Boldness Will Put Us on Top by 2012

16 May 2008

The Australian

By Greig Gailey
President
Business Council of Australia


Everything should be on the table when it comes to tax reform, urges Greig Gailey

Federal Treasurer Wayne Swan’s first budget has made a good start towards realigning fiscal policy with the needs of a capacity-constrained economy.

From the perspective of business one of the most crucial opportunities for reform in Tuesday night’s budget was the inclusion of the terms of reference for the government’s promised “root and branch” reform of the tax system.

This was of course one of the key proposals to emerge from the Australia 2020 Summit last month. As the Business Council of Australia advocated in its submission to the summit, Anticipating Success, one of the most important challenges for Australia is to form a comprehensive vision of where it wants to be in 2020 and put in place a clear plan to get there. A fair, efficient and globally competitive system of taxation must be an integral part of that vision.

The forthcoming tax review provides a once in a generation opportunity to do this, by delivering long-term reforms that underpin our national competitiveness.

So the question we must ask ourselves as we embark on another tax reform adventure is: where can our tax system take us?

Past experience shows us the answer lies in how bold we are prepared to be right now at the start of the review, and how true we can remain to the vision that we set ourselves. Tax reform comes along so rarely that it can be easy to lose sight of the bigger picture as we focus on the minutiae of the reform process itself. The BCA wants Australia to be among the top five countries in the world in terms of living standards by 2012. How can the tax system help us get there?

Critically, we must recognise that tax is not a stand-alone reform. As a key part of Australia’s economic and social policy settings, it can promote – or hinder – progress in every sector of our economy. The right tax settings can boost investment, participation and competitiveness, core issues for a capacity-constrained economy. The wrong settings can hold us back, and undermine much needed progress in crucial policy areas such as infrastructure, education, regulation and innovation.

We know from observing the outcomes of past reforms that the scope is crucial. Calls for tax reform restart every decade or so because past reform efforts have been limited at the outset by political sensitivities and further diminished by piecemeal implementation. Relative to some of these past reforms, the terms of reference released with Tuesday night’s budget are broader than many. It is imperative that they stay this way. It is essential that we put greater equity back into the personal tax system by stripping out the tax/welfare churn that is a serious drain on workforce participation. Simplistic discussions about who is paying the “fairest” share miss the critical point: we all benefit if we reduce the deadweight losses from our tax system and put in place measures that will grow the economy, and hence the size of the tax pie.

Looking at the role and structure of company taxation is also long overdue: Australia’s reliance on corporate tax as part of the tax mix is far higher than many other countries, leaving us vulnerable to cyclical downturns in economic conditions.
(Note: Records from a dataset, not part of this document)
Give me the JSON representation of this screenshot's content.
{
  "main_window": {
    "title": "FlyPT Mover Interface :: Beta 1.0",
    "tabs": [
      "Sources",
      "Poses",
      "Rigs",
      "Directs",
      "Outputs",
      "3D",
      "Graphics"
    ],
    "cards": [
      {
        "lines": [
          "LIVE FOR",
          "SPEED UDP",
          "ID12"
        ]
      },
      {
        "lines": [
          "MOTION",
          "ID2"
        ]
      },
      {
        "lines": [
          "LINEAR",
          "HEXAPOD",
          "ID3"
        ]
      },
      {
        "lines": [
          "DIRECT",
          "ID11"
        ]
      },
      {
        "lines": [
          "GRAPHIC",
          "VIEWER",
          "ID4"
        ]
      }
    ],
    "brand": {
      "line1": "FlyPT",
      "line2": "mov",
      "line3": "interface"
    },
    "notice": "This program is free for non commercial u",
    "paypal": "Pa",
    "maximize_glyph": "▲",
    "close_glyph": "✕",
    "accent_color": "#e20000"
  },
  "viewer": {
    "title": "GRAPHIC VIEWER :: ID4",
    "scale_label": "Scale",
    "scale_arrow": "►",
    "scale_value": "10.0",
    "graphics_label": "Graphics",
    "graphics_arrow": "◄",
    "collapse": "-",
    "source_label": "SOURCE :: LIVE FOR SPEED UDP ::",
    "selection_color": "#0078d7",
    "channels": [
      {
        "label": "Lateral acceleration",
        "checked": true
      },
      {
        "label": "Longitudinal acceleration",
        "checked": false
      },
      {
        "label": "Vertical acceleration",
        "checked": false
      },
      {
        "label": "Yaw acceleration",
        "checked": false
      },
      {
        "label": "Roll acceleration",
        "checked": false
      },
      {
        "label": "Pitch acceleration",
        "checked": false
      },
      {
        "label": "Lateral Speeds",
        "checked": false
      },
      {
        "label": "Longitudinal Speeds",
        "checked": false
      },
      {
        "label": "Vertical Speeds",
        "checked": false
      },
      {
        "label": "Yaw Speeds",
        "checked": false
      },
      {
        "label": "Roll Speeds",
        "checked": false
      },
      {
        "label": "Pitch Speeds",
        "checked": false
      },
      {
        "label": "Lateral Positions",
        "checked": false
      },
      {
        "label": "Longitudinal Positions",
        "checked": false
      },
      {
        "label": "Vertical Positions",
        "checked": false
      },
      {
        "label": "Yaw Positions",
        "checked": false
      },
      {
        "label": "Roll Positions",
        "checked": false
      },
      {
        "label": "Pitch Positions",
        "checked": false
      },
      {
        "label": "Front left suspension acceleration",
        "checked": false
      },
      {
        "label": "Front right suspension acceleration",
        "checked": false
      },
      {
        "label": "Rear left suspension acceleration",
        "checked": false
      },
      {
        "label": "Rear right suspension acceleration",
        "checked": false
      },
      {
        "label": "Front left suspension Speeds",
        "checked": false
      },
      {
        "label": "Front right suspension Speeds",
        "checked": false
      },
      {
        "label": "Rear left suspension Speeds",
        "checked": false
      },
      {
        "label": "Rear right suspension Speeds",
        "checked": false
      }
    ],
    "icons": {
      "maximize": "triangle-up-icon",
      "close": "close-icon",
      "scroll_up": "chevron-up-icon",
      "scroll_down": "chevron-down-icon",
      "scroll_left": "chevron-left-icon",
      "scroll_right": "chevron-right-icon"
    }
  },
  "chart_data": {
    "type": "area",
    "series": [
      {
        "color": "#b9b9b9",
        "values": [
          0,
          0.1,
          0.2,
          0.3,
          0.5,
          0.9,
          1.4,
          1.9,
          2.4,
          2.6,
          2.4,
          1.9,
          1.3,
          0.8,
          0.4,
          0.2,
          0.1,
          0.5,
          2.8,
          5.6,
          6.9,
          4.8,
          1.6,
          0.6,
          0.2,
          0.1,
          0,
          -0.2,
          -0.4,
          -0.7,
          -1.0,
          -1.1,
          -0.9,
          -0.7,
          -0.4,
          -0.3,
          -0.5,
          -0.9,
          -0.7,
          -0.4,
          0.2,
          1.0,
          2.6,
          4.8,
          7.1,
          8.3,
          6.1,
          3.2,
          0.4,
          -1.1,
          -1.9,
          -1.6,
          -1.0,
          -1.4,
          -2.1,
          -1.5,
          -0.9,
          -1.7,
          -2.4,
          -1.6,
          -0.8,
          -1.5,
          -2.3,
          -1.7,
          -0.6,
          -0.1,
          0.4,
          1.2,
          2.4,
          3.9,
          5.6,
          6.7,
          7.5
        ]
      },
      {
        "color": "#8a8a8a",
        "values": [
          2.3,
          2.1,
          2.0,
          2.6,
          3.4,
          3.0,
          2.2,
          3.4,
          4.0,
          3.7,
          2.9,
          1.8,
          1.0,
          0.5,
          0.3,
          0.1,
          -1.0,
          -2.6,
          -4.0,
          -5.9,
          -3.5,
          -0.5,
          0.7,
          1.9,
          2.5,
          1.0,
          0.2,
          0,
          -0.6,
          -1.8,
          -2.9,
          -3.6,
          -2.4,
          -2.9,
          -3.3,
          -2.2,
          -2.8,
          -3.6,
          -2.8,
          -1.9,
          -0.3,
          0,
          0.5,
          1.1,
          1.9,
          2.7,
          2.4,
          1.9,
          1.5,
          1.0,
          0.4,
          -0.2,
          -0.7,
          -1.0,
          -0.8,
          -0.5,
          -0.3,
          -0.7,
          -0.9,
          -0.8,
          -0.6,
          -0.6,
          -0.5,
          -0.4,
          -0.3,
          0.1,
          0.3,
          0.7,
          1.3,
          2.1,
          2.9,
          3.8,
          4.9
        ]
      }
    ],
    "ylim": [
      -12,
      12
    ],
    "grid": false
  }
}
If we want a tax system that will really underpin growth for the next 50 years, the tax mix must be considered carefully.

The BCA, through its Tax Nation report, has also been at the forefront of calls to make serious changes to the federal-state tax divide, an extraordinary drain on the resources of the increasing number of businesses that operate across state borders. Reforming the financial interactions between the federal and state governments will be a crucial test of broader efforts to reform Australia’s federation.

The 2020 Summit was about developing a vision. The opportunities are great. But just how much further could we get in the absence of the inevitable ring-fencing that has already begun? How far could we go if we didn’t already have to factor in predetermined (though admirable) aspirational income tax scales? If we considered the balance between income and all consumption taxes, including the GST, the roles and responsibilities of the federal and state governments, and intergenerational challenges including the role of superannuation?

Genuine tax reform is not a short-term proposition. The review may take 18 months, but implementation will take years, and it will be perhaps a decade before the real benefits of reforms start to come through. There will be at least two federal and many state elections during that time. That means many more temptations to rule additional things out of the review if we can’t keep our focus on the end result. That’s why we need a clearly articulated vision for reform.

We need to keep our eyes on where we want Australia to go. And it will only be through bold, comprehensive reform action that we can reach our goal to make Australia the best place in the world to live, work, learn and do business.